Synopses & Reviews
Dana Spiotta's "scintillating" (The Seattle Times)
and "singularly powerful and provocative" (The Boston Globe)
novel Eat the Document
was shortlisted for the National Book Award, and she has received a Guggenheim Fellowship and both the coveted Rome Prize and the Rosenthal Foundation Award from the American Academy of Arts and Letters. In Stone Arabia,
she has written a fascinating and intrepid novel about family, obsession, memory, and the urge to create, in isolation, at the margins of our celebrity-based culture.

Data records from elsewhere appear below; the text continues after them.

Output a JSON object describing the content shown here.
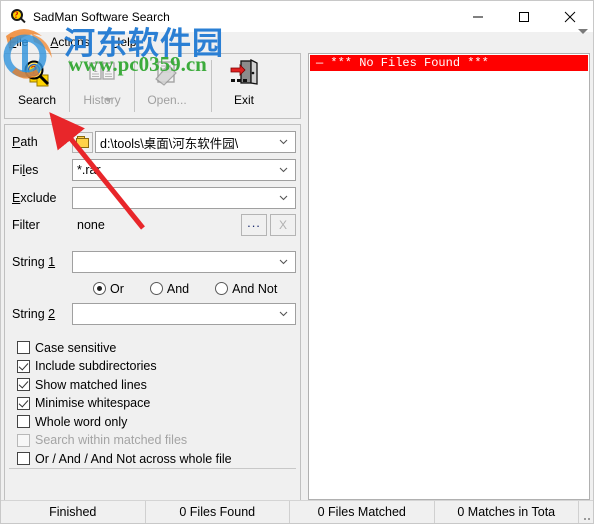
{
  "window": {
    "title": "SadMan Software Search",
    "icon": "search-app-icon",
    "controls": {
      "minimize": "minimize-icon",
      "maximize": "maximize-icon",
      "close": "close-icon"
    }
  },
  "menu": {
    "items": [
      {
        "label": "File",
        "accel": "F"
      },
      {
        "label": "Actions",
        "accel": "A"
      },
      {
        "label": "Help",
        "accel": "H"
      }
    ]
  },
  "toolbar": {
    "buttons": [
      {
        "label": "Search",
        "icon": "magnifier-folder-icon",
        "enabled": true,
        "dropdown": "none"
      },
      {
        "label": "History",
        "icon": "book-pages-icon",
        "enabled": false,
        "dropdown": "below"
      },
      {
        "label": "Open...",
        "icon": "open-document-icon",
        "enabled": false,
        "dropdown": "right"
      },
      {
        "label": "Exit",
        "icon": "door-exit-icon",
        "enabled": true,
        "dropdown": "none"
      }
    ]
  },
  "form": {
    "path": {
      "label": "Path",
      "accel": "P",
      "value": "d:\\tools\\桌面\\河东软件园\\",
      "browse_icon": "folder-browse-icon"
    },
    "files": {
      "label": "Files",
      "accel": "l",
      "value": "*.rar"
    },
    "exclude": {
      "label": "Exclude",
      "accel": "E",
      "value": ""
    },
    "filter": {
      "label": "Filter",
      "value": "none",
      "browse_button": "...",
      "clear_button": "X",
      "clear_enabled": false
    },
    "string1": {
      "label": "String 1",
      "accel": "1",
      "value": ""
    },
    "string2": {
      "label": "String 2",
      "accel": "2",
      "value": ""
    },
    "operators": [
      {
        "label": "Or",
        "selected": true
      },
      {
        "label": "And",
        "selected": false
      },
      {
        "label": "And Not",
        "selected": false
      }
    ],
    "checkboxes": [
      {
        "label": "Case sensitive",
        "checked": false,
        "enabled": true
      },
      {
        "label": "Include subdirectories",
        "checked": true,
        "enabled": true
      },
      {
        "label": "Show matched lines",
        "checked": true,
        "enabled": true
      },
      {
        "label": "Minimise whitespace",
        "checked": true,
        "enabled": true
      },
      {
        "label": "Whole word only",
        "checked": false,
        "enabled": true
      },
      {
        "label": "Search within matched files",
        "checked": false,
        "enabled": false
      },
      {
        "label": "Or / And / And Not across whole file",
        "checked": false,
        "enabled": true
      }
    ]
  },
  "results": {
    "rows": [
      {
        "text": "— *** No Files Found ***",
        "highlight_color": "#ff0000",
        "text_color": "#ffffff"
      }
    ]
  },
  "statusbar": {
    "cells": [
      "Finished",
      "0 Files Found",
      "0 Files Matched",
      "0 Matches in Tota"
    ]
  },
  "watermark": {
    "chinese": "河东软件园",
    "url": "www.pc0359.cn",
    "chinese_color": "#2a7fd4",
    "url_color": "#3cab3c",
    "logo": "watermark-logo-icon"
  },
  "annotation": {
    "arrow_color": "#e8262a",
    "name": "red-pointer-arrow"
  }
}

In the sibling relationship, "there are no first impressions, no seductions, no getting to know each other." For Nic and Denise, now in their forties, no relationship is more significant. They grew up in Los Angeles in the late seventies and early eighties. Nic was always the artist, always wrote music, always had a band. Now he makes his art in private, obsessively documenting his work, but never testing it in the world. Denise remains Nic's most passionate and acute audience, sometimes his only audience. She is also her family's defense against the world's fragility, and as the two of them age, their vulnerabilities escalate.
About the Author
Dana Spiotta is the author of Lightning Field,
a New York Times
Notable Book, and Eat the Document,
a finalist for the National Book Award. She lives in Syracuse, New York, with her husband and daughter.